Petitioner has presented no excuse for the delay other than he was unaware of his right to appeal. Except in unusual circumstances, ignorance of the appeal process is not a sufficient basis to excuse a delay in commencing an appeal (Appeal of Houghton, 38 Ed Dept Rep 777, Decision No. 14,141). I find no unusual circumstances in this case. Accordingly, the appeal is dismissed as untimely.

Even if the appeal had been timely, I would nevertheless dismiss it on the merits. Pursuant to Education Law "1709(3), boards of education have broad authority to prescribe the course of study by which pupils shall be graded and classified and to regulate the admission of pupils and their transfer from one class or department to another as their scholarship warrants. Consistent with that authority is the power to place students (Appeal of Reid, 32 Ed Dept Rep 587, Decision No. 12,922; Appeal of Kendrick, 32 id. 464, Decision No. 12,887). The Commissioner will not substitute his judgment for that of a board of education with respect to student placement, absent evidence that the board has acted in an illegal, arbitrary or capricious manner (Appeal of Reid, supra; Appeal of Kendrick, supra).

Based on my review of the record, I find that respondent has not acted arbitrarily or capriciously.

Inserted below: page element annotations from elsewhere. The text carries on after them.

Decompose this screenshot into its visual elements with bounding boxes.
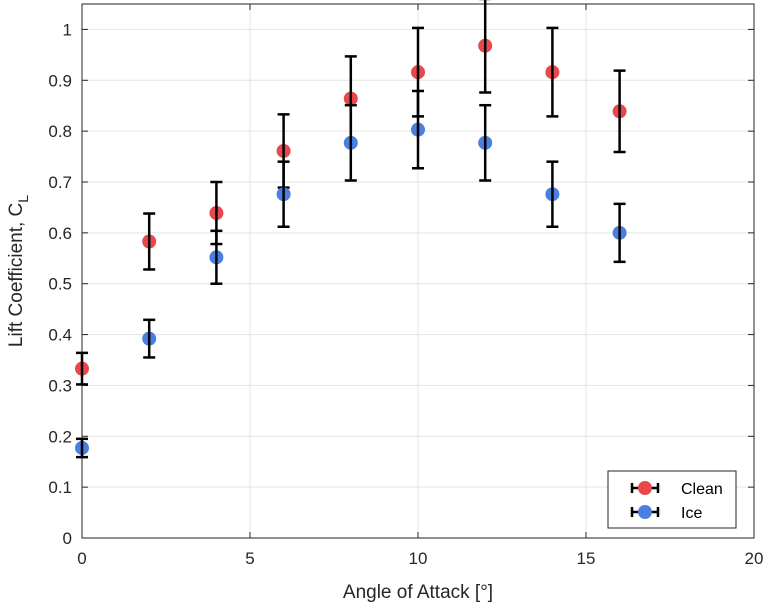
y-axis-label-subscript: L (15, 195, 31, 203)
y-axis-label: Lift Coefficient, CL (6, 195, 31, 347)
y-tick-label: 1 (63, 20, 72, 39)
x-tick-label: 15 (577, 549, 596, 568)
y-tick-label: 0.2 (48, 427, 72, 446)
y-tick-label: 0.3 (48, 376, 72, 395)
y-axis-label-main: Lift Coefficient, C (6, 203, 27, 347)
legend-box (607, 470, 737, 529)
x-tick-label: 0 (77, 549, 86, 568)
y-tick-label: 0.8 (48, 122, 72, 141)
legend-label: Clean (681, 481, 723, 498)
legend-item-ice: Ice (630, 505, 702, 522)
legend-item-clean: Clean (630, 481, 723, 498)
y-tick-label: 0.9 (48, 71, 72, 90)
legend-marker (638, 481, 652, 495)
x-tick-label: 20 (745, 549, 764, 568)
x-tick-label: 5 (245, 549, 254, 568)
data-marks (75, 0, 627, 459)
legend-label: Ice (681, 505, 702, 522)
legend: Clean Ice (607, 470, 737, 529)
legend-marker (638, 505, 652, 519)
y-tick-label: 0.4 (48, 326, 72, 345)
y-tick-label: 0 (63, 529, 72, 548)
y-tick-label: 0.1 (48, 478, 72, 497)
series-clean (75, 0, 627, 386)
y-tick-label: 0.5 (48, 275, 72, 294)
series-ice (75, 89, 627, 459)
axis-ticks: 0 5 10 15 20 0 0.1 0.2 0.3 0.4 0.5 0.6 0.7 0.8 0.9 1 (48, 4, 763, 568)
x-tick-label: 10 (409, 549, 428, 568)
legend-items: Clean Ice (630, 481, 723, 522)
x-axis-label: Angle of Attack [°] (343, 582, 493, 603)
y-tick-label: 0.6 (48, 224, 72, 243)
y-tick-label: 0.7 (48, 173, 72, 192)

Under respondent's policy, a student is selected for ninth grade Honors English based on a certain standardized test score, IQ score, the student’s grades in eighth grade English, and a teacher’s recommendation which is predicated in part on the student’s participation in class.

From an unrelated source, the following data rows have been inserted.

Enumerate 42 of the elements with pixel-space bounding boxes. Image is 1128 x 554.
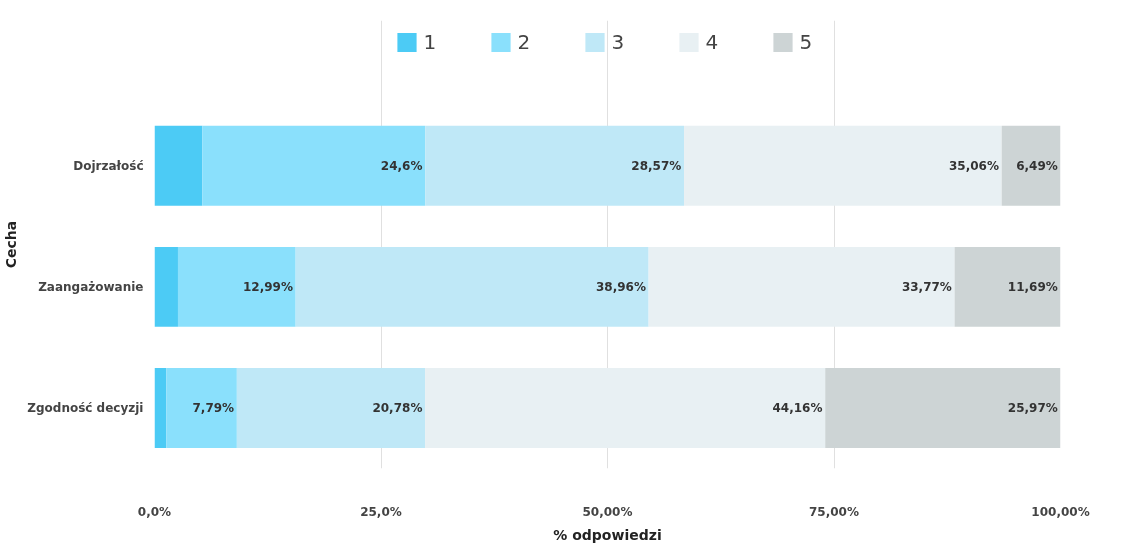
legend-label: 5 — [799, 30, 814, 54]
legend-label: 4 — [705, 30, 720, 54]
y-tick-label: Dojrzałość — [73, 158, 144, 173]
data-label: 11,69% — [1007, 279, 1058, 294]
y-axis-title: Cecha — [3, 220, 20, 269]
data-label: 7,79% — [192, 400, 235, 415]
legend-label: 2 — [517, 30, 532, 54]
bar — [825, 368, 1061, 448]
bar — [154, 368, 167, 448]
data-label: 20,78% — [372, 400, 423, 415]
bar — [954, 246, 1061, 327]
bar — [166, 368, 237, 448]
data-label: 44,16% — [772, 400, 823, 415]
data-label: 25,97% — [1007, 400, 1058, 415]
data-label: 33,77% — [901, 279, 952, 294]
x-tick-label: 0,0% — [137, 504, 172, 519]
bar — [1001, 125, 1061, 206]
x-tick-label: 75,00% — [809, 504, 859, 519]
x-axis-title: % odpowiedzi — [553, 526, 662, 543]
x-tick-label: 25,0% — [360, 504, 402, 519]
data-label: 35,06% — [949, 158, 999, 173]
data-label: 12,99% — [242, 279, 293, 294]
data-label: 24,6% — [380, 158, 423, 173]
bar — [648, 246, 955, 327]
bar — [177, 246, 296, 327]
bar — [154, 246, 178, 327]
bar — [425, 125, 685, 206]
x-tick-label: 50,00% — [582, 504, 633, 519]
bar — [202, 125, 426, 206]
legend-label: 3 — [611, 30, 626, 54]
y-tick-label: Zgodność decyzji — [27, 400, 144, 415]
y-tick-label: Zaangażowanie — [38, 279, 144, 294]
data-label: 6,49% — [1016, 158, 1058, 173]
data-label: 38,96% — [595, 279, 646, 294]
bar — [295, 246, 649, 327]
legend-label: 1 — [423, 30, 438, 54]
data-label: 28,57% — [631, 158, 682, 173]
bar — [236, 368, 426, 448]
bar — [425, 368, 826, 448]
x-tick-label: 100,00% — [1031, 504, 1090, 519]
bar — [684, 125, 1002, 206]
bar — [154, 125, 203, 206]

Prior Commissioner’s decisions have held that standardized test scores may be used as part of the screening criteria for determining a student’s eligibility for enrichment programs as long as the standardized test scores are not the sole criteria (Appeal of Reid, supra; Appeal of Alexandreena D., 30 Ed Dept Rep 203, Decision No. 12,433 and 30 id. 462, Decision No. 12,536). The use of teacher recommendations as part of the screening criteria has also been held to be permissible (Appeal of Reid, supra;Appeal of DiMicelli, 28 Ed Dept Rep 327, Decision No. 12,125). Accordingly, I do not find respondent's use of standardized test scores, IQ scores, mid-year grades and teacher recommendations, which are based in part on objective criteria, to be arbitrary or capricious.

Nor do I find any evidence in the record that respondent treated Christina unfairly or discriminated against her. In an appeal to the Commissioner, the petitioner has the burden of demonstrating a clear legal right to the relief requested and the burden of establishing the facts upon which petitioner seeks relief (8 NYCRR " 275.10; Appeal of Logan, 38 Ed Dept Rep 694, Decision No. 14,120). Petitioner has not met his burden of showing unfair treatment or discrimination.

In light of this disposition, I will not address the parties’ remaining contentions.